There's also the fact that the close similarities between Gaulish and Latin would have helped the shift.
Think of how the Danelaw affected Old English prior to the Norman influx.

Latin also managed to replace many languages that were quite unrelated to it, however - The Etruscans didn't speak an Indo-European language, nor did the ancient Iberians along the Mediterranean coast of Hispania.
 
The spread of Turkish and Latin are not isolated cases, though.
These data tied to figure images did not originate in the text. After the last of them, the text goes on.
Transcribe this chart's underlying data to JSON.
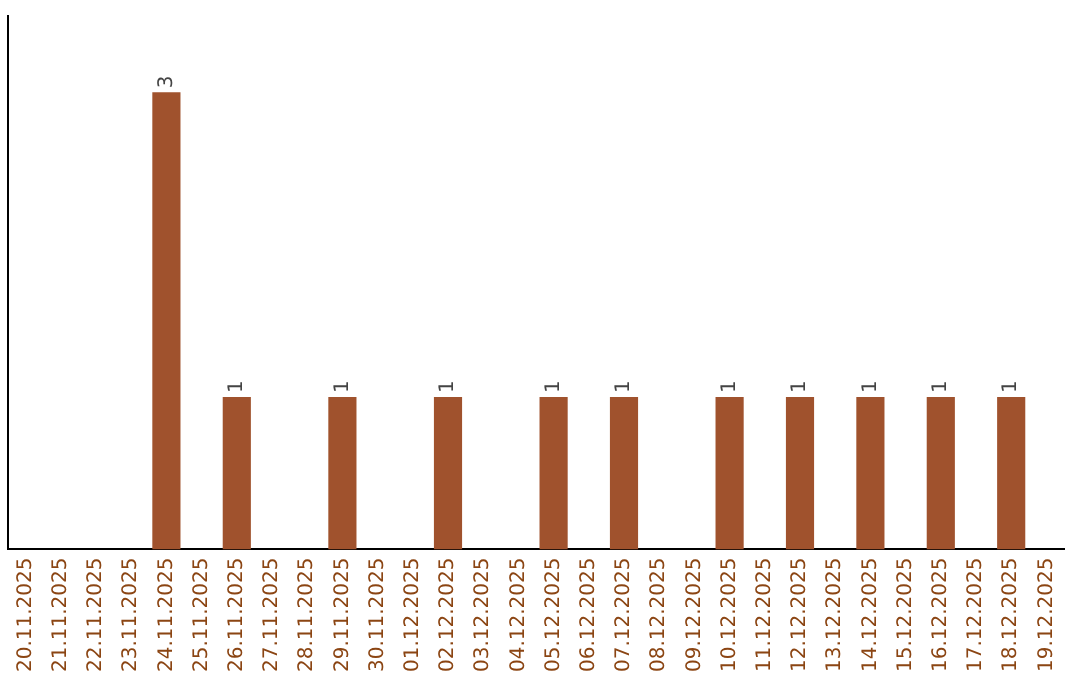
{
  "chart_data": {
    "type": "bar",
    "categories": [
      "20.11.2025",
      "21.11.2025",
      "22.11.2025",
      "23.11.2025",
      "24.11.2025",
      "25.11.2025",
      "26.11.2025",
      "27.11.2025",
      "28.11.2025",
      "29.11.2025",
      "30.11.2025",
      "01.12.2025",
      "02.12.2025",
      "03.12.2025",
      "04.12.2025",
      "05.12.2025",
      "06.12.2025",
      "07.12.2025",
      "08.12.2025",
      "09.12.2025",
      "10.12.2025",
      "11.12.2025",
      "12.12.2025",
      "13.12.2025",
      "14.12.2025",
      "15.12.2025",
      "16.12.2025",
      "17.12.2025",
      "18.12.2025",
      "19.12.2025"
    ],
    "values": [
      0,
      0,
      0,
      0,
      3,
      0,
      1,
      0,
      0,
      1,
      0,
      0,
      1,
      0,
      0,
      1,
      0,
      1,
      0,
      0,
      1,
      0,
      1,
      0,
      1,
      0,
      1,
      0,
      1,
      0
    ],
    "value_labels": [
      null,
      null,
      null,
      null,
      "3",
      null,
      "1",
      null,
      null,
      "1",
      null,
      null,
      "1",
      null,
      null,
      "1",
      null,
      "1",
      null,
      null,
      "1",
      null,
      "1",
      null,
      "1",
      null,
      "1",
      null,
      "1",
      null
    ],
    "color": "#a0522d",
    "tick_labels": "x",
    "grid": false,
    "legend": false
  }
}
In most of Europe and Asia, the dominant population is genetically descended from the first agriculturalists to settle there after the Ice Age, despite whatever language they speak today. Other cases include:

- The adoption of Anglo-Saxon by the Romano-Brits in England
- The adoption of Greek in Anatolia long before the Turks
- The adoption of Celtic languages in the British Isles in prehistoric times
- The adoption of Slavic languages throughout Eastern Europe during the Dark Ages
- The adoption of Arabic throughout the Middle East and North Africa with the spread of Islam
- The adoption of Magyar by the majority population of Hungary
- The adoption of Indo-Aryan languages in northern India during the Aryan invasion period
- The adoption of Sinic languages in much of southern China
- The adoption of Spanish by rural Mexicans

...And so on and so forth.

I agree with you completely. Languages are adopted by different peoples for different reasons at different times, mostly due to "prestige" or related cultural reasons. Most of the cases you posted above conform to this, in my opinion.

I think that the size of the conquered population can be a factor in many cases though. Look at the conquest of China by the Mongols, who were quickly assimilated. Or even how the Mongols in Central Asia were assimilated into Turkic culture. I guess my point is that linguistic change is really complicated and no two examples are the same.